Bir Müslüman’ın herhangi bir camide hatim ya da mevlit okutması için güvenlik soruşması benzeri bir sorgulama yapılması mı gerekiyor?
Farz edelim ki işportacılık yapan bir vatandaş ya da muhalif bir parti mensubu kişinin Allah’ın evi olan camide hatim okutması sakıncalı bir durum mudur?
Öylesine utanç verici bir durum ki doğrusu insanın isyan edesi geliyor. Bu nasıl bir din anlayışıdır ki camileri bile toplumu ayrıştıran, kutuplaştıran bir siyaset anlayışına kurban eder hale geldik…
Evet özellikle son beş yılda artık camilerin de iktidarın bir bakıma yan kuruluşu haline geldiğini biliyoruz.
Çünkü hutbelerde, vaazlarda verilen mesajlar mevcut siyasi anlayışla paralellik arz eden bir içerik taşır hale geldi. Ama doğrusu bu kadarını da beklemiyorduk…
Maalesef bugün geldiğimiz nokta Müslümanlar açısından içler acısı bir manzara arz ediyor. Ama ne yazık ki artık buna bile şaşıramıyoruz, çünkü hukuk kurumlarından ekonomiye, eğitim kurumlarından dış politikaya kadar bütün devlet mekanizması tek merkezden yönetilir hale geldiği için hiçbir kurum o merkezden habersiz hareket etme yetkisine sahip değil.
Hal böyle olunca, doğal olarak ilçe müftülerinin de muhtemelen zülfüyara dokunur endişesiyle kimlerin camilerde hatim ya da mevlit okutabileceğine karar vermede zorlandıkları gibi bir durumla karşı karşıyayız.
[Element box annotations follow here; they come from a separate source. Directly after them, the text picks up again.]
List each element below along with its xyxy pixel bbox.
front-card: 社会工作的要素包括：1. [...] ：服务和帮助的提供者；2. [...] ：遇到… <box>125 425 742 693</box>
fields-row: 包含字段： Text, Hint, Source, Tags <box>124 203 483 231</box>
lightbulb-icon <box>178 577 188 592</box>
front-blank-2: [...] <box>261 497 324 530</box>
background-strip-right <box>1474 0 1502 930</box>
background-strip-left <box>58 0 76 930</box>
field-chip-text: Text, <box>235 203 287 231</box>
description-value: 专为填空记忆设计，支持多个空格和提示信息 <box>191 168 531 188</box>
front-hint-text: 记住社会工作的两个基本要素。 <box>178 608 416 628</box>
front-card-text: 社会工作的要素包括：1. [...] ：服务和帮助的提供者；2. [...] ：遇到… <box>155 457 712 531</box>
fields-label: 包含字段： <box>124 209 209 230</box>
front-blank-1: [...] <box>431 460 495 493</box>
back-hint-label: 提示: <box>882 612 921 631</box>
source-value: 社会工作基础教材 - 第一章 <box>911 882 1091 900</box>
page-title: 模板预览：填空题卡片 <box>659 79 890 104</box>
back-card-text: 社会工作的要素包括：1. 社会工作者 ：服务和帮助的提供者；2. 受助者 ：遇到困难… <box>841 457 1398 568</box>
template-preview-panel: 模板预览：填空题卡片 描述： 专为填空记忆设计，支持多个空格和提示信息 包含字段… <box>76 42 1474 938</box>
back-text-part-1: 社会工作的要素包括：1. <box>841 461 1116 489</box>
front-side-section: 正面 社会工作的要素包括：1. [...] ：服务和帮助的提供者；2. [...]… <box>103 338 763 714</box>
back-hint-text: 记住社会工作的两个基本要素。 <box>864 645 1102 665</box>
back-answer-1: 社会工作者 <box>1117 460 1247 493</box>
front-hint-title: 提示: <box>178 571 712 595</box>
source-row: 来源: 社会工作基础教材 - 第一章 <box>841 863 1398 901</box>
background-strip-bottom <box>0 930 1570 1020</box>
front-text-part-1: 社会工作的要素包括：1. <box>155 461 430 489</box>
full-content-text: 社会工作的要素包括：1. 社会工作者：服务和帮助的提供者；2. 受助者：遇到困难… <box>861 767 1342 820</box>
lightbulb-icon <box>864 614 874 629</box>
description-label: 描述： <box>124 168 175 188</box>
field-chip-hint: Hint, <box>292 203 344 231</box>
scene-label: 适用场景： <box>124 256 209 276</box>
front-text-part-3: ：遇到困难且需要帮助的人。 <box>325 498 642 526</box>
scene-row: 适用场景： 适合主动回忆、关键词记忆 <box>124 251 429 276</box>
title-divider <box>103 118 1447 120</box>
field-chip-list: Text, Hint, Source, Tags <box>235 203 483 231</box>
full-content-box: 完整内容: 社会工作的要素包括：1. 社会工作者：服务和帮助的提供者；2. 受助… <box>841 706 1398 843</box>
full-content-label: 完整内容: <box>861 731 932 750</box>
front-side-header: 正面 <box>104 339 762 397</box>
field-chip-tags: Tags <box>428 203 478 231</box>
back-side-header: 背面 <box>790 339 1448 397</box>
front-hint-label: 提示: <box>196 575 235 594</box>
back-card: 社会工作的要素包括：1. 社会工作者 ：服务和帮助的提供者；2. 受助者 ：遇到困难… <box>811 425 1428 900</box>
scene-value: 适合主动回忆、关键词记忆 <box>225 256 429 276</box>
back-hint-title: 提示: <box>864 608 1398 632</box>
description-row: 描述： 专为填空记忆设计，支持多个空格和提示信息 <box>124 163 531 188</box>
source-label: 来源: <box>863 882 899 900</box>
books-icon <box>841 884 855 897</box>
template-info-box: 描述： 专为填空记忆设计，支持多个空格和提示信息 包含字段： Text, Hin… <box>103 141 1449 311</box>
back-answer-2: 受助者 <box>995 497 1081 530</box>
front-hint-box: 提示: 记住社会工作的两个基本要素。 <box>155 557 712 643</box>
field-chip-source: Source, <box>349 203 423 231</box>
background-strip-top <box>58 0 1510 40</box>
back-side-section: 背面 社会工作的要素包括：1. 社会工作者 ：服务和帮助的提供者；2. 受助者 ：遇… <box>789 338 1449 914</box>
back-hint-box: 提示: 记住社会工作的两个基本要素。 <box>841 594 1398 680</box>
Hatırlayalım, daha bir ay önce Ankara’nın göbeğinde katledilen Ülkü Ocakları eski başkanı Sinan Ateş için Manisa Turgutlu’da sevenleri mevlit okutmak istemiş, müftülük izin vermemişti. Hem de akıllara zarar bir gerekçeyle…
Turgutlu Müftüsü Ömer Çoban imzasıyla izin talebinde bulunulan dilekçeye şu cevap verilmişti: “Olayın adli ve idari soruşturma aşamasında bulunması, merhumun ilçemizde kan bağı bulunan bir akrabasının olmaması dolayısıyla halihazır süreçte ilçemizde müftülüğümüz bünyesinde herhangi bir camide program yapılması tarafımızca uygun bulunmamıştır.”
Kısacası mevcut iktidarın anlayışına göre, memleketin herhangi bir camiinde hatim ya da mevlit okutmak istediğinizde, eğer o şehirde bir kan bağınız olan bir yakınınız yoksa Kur’an okutamazsınız…
Kimse kusura bakmasın ama, iktidar lisanı hal ile demek istiyor ki “Sakın ha camilerden uzak durun ve bize sormadan da yaklaşmayın.” Merak ediyorum, önümüzdeki yıllarda camilere girişte kimlik kontrolü yapılacak mı?